軽騎兵は前後に桂馬の動きができる、中距離飛び道具的ユニットである
私はそれを皮切りに、左翼中ほどで日和見を決めていた部隊の駒を、どんどんと前線に送る。
「くっ……!」
動揺の色を見せながらも、孤氷さんの方針は変わらず、右翼に構える私の戦車兵を仕留めるため、執拗に攻撃を続けた。
その右側の混戦から弾かれるようにあぶれた駒も、私は孤氷さんの陣地に斬り込ませる。
私の陣地の右と、孤氷さんの陣地の中央でバチバチの応酬が続き。
孤氷さんがとうとう、狙っていた私の戦車兵の駒を陥落する。
が、しかし。
「あ……!?」
それは、私の旗手ではなかった。
単なる兵の一つである駒を、孤氷さんは旗手であると思い込んで、膨大な戦力を消費させてしまったのだ。
「これで、詰みです」
次の手番で、私は孤氷さんの陣中央に堂々と構える槍兵に、三つの駒が利いた王手を仕掛けた。
正面、斜め、真横からその駒は狙われており、逃げても逃げても論理的にいずれは落ちることが確定している形だ。
「な、なぜこの駒が、私の旗手だとわかったのですか?」
悔しそうに投了して、槍駒をひっくり返す孤氷さん。
その裏には旗手である証拠の朱色が打たれていた。
検討、感想戦として私は答える。
「孤氷さんは、私の『動いていない駒』を旗手だと思い、攻めて来ました。だからきっと、孤氷さんの旗手は『動いていないか、動きが少ない駒』だと思ったんです」
人間、自分がされて嫌なことを、相手も嫌がるだろうと思う傾向がある。
固く守って構える駒が狙われるのは、孤氷さんにとって嫌なことなのだ。
だから私は序盤、中盤戦で動く駒と動かない駒、守られる駒と散開する駒にメリハリをつけて、孤氷さんがどこを狙って来るのか様子を見た。

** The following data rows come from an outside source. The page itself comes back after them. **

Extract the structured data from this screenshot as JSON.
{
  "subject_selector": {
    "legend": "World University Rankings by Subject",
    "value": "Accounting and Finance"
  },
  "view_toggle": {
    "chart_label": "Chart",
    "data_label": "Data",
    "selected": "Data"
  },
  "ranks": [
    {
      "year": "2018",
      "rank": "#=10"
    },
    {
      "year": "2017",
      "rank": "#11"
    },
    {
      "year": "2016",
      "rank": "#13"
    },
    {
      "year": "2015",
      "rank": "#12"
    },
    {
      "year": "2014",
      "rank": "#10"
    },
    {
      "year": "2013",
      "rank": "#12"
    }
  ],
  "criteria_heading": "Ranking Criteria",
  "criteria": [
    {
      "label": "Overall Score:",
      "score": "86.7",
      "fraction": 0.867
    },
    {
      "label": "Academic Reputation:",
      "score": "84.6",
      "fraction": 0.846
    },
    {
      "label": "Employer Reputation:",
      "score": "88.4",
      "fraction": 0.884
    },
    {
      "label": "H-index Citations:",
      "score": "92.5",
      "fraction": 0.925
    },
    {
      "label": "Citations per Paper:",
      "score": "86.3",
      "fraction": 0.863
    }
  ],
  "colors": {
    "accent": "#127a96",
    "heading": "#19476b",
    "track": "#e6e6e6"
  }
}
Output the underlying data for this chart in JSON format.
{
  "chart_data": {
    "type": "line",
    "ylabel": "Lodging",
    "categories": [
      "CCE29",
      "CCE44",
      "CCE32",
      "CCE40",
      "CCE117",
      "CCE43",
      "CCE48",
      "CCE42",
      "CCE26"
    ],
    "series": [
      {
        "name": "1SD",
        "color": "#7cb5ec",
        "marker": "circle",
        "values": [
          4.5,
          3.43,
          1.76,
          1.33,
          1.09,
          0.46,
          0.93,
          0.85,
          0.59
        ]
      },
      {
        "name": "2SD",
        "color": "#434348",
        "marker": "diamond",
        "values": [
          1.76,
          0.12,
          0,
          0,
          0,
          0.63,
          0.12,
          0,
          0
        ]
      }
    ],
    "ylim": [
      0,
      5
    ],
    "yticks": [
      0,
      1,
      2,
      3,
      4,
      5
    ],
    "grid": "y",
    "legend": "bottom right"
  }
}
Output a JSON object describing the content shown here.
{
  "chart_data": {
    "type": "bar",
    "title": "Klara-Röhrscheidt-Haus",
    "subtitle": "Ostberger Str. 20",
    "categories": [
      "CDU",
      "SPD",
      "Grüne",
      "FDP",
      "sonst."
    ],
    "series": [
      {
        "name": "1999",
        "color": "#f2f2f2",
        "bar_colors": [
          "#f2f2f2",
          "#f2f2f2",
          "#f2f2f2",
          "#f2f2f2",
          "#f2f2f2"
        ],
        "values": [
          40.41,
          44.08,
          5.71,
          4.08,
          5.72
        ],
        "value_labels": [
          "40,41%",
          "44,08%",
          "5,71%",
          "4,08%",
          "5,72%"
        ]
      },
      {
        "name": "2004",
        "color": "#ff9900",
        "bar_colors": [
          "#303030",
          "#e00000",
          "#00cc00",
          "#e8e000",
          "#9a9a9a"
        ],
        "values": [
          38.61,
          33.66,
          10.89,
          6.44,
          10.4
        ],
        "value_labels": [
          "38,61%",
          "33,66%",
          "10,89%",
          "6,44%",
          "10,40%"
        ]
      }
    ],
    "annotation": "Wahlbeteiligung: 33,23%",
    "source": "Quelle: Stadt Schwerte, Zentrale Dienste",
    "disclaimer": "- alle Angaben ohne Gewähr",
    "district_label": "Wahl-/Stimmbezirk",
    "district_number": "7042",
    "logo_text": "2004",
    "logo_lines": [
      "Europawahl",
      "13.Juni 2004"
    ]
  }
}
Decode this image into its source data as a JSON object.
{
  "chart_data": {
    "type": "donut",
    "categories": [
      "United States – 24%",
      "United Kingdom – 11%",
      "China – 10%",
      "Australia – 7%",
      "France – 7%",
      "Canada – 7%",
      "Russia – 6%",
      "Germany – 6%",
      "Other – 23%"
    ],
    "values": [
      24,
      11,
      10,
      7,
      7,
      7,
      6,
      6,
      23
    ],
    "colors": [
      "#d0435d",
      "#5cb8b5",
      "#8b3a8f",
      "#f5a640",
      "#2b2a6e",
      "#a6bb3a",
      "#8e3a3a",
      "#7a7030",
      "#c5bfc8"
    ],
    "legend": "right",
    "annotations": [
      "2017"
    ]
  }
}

守られた動かない駒を孤氷さんが狙って来たと言うことは、弧氷さんの旗手駒が、あまり動かない安全な位置にいるだろうと私は予測しただけのこと。
「自分の攻め手が、相手に情報を与えていたとは……ところで、麗の旗手は結局、どの駒だったのです?」
悔しさと勝負の充実の両方を表情ににじませながら、孤独さんは訊いた。
私は、孤氷さんの旗手を詰めた三枚の駒の内、横に置かれた歩兵の駒を裏返す。
端の列にいた歩兵が、ノコノコとここまでやって来て、必殺の一助となった。
そう、私の旗手は、相手陣地に殴り込んで、自ら敵将を討ち取ったのだ。
「そ、そんな攻め方が……」
孤氷さんは呆れと驚きから、掌で頭を抑えた。
激戦地の只中、最前線に王将が歩兵に化けて突出し、立場も弁えず殴り合いをしていたのだ。
「やっぱり旗手は先頭に立って、味方を鼓舞しませんと」
駒と盤を片付けながら、私は知った風な口を聞くのであった。
こんな手は二度三度と通じるものじゃないけれどね。
一度かましてやると、その後も相手に「こいつはこういうことをするやつだ」と思わせることができるので、重要なのはそこである。
さて、私はやれるだけのことはやった。
あとは乙さん、椿珠さん、想雲(そううん)くん、軽螢(けいけい)、ついでにヤギ。
私が動き回れない間のことは、任せたぜ。